Analyzing Racism in Housing Price Taxation in Cook County: A Data-Driven Approach

Technologies used: Jupyter Notebook, Regex, Seaborn library, Numpy library, matplotlib library, Cook County Assessor’s Office Dataset on properties

Note: Project walkthrough, visualizations, and screenshots (below)

As a data scientist, I’m always on the lookout for ways to apply my skills to address social issues. In this project, I decided to take on the problem of racism in housing price taxation in Cook County. Using my knowledge of machine learning, statistical analysis, and data visualization, I developed a high-performing model to predict housing prices in the county and analyzed a dataset of over 500,000 entries from the Cook County Assessor’s Office.

First, I conducted exploratory data analysis on the 500,000-entry Cook County Assessor Office dataset with 61 features using Seaborn. Through this process, I gained insights into the distribution and correlation of the data, which were crucial in identifying key features to use in my model.

Next, I developed a high-performing model using one-hot encoding and cross-validation techniques to predict housing prices. My model consisted of 9 features, which I selected based on their significance and correlation with the target variable through my exploratory data analysis. I continuously improved my model by performing feature engineering and fine-tuning hyperparameters to ensure optimal performance.

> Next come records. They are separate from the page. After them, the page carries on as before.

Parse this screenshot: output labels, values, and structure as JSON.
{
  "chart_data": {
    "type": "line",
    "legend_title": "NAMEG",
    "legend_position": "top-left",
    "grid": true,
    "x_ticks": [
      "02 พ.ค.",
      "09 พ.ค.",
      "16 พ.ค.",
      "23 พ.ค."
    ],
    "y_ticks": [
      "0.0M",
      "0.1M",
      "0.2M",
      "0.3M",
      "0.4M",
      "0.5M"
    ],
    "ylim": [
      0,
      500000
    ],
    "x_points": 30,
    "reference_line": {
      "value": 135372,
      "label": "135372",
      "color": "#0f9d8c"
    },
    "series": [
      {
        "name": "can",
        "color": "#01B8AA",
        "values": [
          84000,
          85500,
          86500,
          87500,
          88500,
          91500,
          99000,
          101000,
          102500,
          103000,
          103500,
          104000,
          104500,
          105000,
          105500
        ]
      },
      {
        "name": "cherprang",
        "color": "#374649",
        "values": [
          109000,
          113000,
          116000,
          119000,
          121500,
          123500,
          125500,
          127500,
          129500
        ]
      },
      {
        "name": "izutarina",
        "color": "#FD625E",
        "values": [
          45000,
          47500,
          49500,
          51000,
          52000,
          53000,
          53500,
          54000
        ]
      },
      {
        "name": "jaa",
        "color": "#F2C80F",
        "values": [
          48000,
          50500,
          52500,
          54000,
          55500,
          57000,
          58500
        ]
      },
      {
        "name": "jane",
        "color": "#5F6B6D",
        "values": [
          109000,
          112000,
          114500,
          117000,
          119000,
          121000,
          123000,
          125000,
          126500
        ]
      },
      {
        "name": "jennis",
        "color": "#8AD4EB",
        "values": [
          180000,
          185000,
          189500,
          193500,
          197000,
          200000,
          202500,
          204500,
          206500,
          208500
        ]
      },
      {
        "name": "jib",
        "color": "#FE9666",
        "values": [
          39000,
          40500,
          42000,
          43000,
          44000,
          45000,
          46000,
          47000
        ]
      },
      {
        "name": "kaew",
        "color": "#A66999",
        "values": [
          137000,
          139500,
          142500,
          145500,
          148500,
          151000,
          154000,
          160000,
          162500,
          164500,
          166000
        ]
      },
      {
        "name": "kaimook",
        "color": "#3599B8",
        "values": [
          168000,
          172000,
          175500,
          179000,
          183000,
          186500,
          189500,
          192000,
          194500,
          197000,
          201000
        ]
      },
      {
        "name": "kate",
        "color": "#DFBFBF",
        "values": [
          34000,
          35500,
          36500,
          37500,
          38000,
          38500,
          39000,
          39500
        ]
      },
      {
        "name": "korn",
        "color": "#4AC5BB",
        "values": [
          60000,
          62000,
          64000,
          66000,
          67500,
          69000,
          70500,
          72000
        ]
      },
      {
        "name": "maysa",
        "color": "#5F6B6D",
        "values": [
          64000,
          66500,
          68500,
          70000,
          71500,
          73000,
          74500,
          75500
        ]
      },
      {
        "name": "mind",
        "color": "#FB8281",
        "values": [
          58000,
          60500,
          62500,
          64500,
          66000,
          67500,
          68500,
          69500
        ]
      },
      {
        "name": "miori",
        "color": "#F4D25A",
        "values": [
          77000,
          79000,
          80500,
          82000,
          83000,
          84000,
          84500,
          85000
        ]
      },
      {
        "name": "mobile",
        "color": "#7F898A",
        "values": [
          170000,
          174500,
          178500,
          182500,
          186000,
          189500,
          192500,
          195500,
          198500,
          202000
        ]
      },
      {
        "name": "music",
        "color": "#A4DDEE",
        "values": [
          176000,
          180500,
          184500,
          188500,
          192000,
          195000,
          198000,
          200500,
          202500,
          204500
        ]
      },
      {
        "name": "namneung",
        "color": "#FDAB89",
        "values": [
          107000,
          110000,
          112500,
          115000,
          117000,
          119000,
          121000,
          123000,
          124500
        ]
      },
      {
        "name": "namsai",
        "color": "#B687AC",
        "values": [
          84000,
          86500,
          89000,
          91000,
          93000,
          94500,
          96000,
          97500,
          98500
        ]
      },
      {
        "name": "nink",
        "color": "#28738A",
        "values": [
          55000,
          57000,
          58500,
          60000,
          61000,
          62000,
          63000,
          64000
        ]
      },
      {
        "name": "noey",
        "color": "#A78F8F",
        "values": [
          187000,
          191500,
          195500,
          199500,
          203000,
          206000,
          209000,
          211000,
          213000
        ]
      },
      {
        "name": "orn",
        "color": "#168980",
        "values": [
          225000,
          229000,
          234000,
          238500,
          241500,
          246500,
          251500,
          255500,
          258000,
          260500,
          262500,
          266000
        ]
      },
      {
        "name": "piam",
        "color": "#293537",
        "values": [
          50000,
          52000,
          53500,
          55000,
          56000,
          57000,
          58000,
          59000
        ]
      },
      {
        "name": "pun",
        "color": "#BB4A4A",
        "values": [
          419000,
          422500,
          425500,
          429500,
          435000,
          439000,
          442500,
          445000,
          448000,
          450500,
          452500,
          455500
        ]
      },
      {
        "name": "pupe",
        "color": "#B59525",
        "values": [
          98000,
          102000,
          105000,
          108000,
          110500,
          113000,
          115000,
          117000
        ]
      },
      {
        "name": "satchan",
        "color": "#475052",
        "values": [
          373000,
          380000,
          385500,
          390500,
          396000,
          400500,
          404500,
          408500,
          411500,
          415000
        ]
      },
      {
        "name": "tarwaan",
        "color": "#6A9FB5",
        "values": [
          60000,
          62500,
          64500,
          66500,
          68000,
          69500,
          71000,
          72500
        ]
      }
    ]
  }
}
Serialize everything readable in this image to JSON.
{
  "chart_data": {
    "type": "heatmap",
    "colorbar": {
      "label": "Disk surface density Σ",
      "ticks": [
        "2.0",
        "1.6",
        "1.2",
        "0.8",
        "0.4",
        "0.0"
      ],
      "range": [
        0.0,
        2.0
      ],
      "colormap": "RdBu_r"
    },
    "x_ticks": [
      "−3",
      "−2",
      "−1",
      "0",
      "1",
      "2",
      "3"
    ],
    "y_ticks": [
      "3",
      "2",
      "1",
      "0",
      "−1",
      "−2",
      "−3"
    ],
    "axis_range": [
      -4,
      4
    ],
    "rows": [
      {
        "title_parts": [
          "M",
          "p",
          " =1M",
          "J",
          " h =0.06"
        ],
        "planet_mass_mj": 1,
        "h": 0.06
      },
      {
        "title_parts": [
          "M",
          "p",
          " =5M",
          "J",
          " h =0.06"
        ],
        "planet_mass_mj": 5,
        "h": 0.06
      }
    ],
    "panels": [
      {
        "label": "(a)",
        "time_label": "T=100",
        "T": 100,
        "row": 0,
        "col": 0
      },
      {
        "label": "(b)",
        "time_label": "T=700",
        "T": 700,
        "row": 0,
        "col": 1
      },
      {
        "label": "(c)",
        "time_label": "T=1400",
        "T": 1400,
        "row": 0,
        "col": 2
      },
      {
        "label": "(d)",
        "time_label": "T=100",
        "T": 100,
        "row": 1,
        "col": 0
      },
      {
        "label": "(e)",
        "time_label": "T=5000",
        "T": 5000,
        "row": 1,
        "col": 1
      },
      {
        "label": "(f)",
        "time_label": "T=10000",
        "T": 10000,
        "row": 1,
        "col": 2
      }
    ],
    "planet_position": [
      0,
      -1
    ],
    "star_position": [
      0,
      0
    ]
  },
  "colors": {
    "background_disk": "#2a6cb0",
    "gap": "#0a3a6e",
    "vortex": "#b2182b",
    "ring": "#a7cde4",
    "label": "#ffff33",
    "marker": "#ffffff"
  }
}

To evaluate the effectiveness of my model, I compared it to the official model used by Cook County to understand the regressive taxation scheme implemented. Through this comparison, I was able to identify flaws in the official model and demonstrate the superiority of my custom model.

I conducted feature selection analysis and reduced the complexity of my model, resulting in a higher accuracy measured by mean square error minimization. To further understand the data, I created 19 visualizations using Seaborn and matplotlib and extracted data for 4 model features using Regex.

In conclusion, my data-driven approach to analyzing racism in housing price taxation in Cook County provided valuable insights into the issue and demonstrated the power of machine learning and statistical analysis in addressing real-world problems. I also understood the the Data Science lifecycle better, especially the iterative aspects of the process that require constant learning.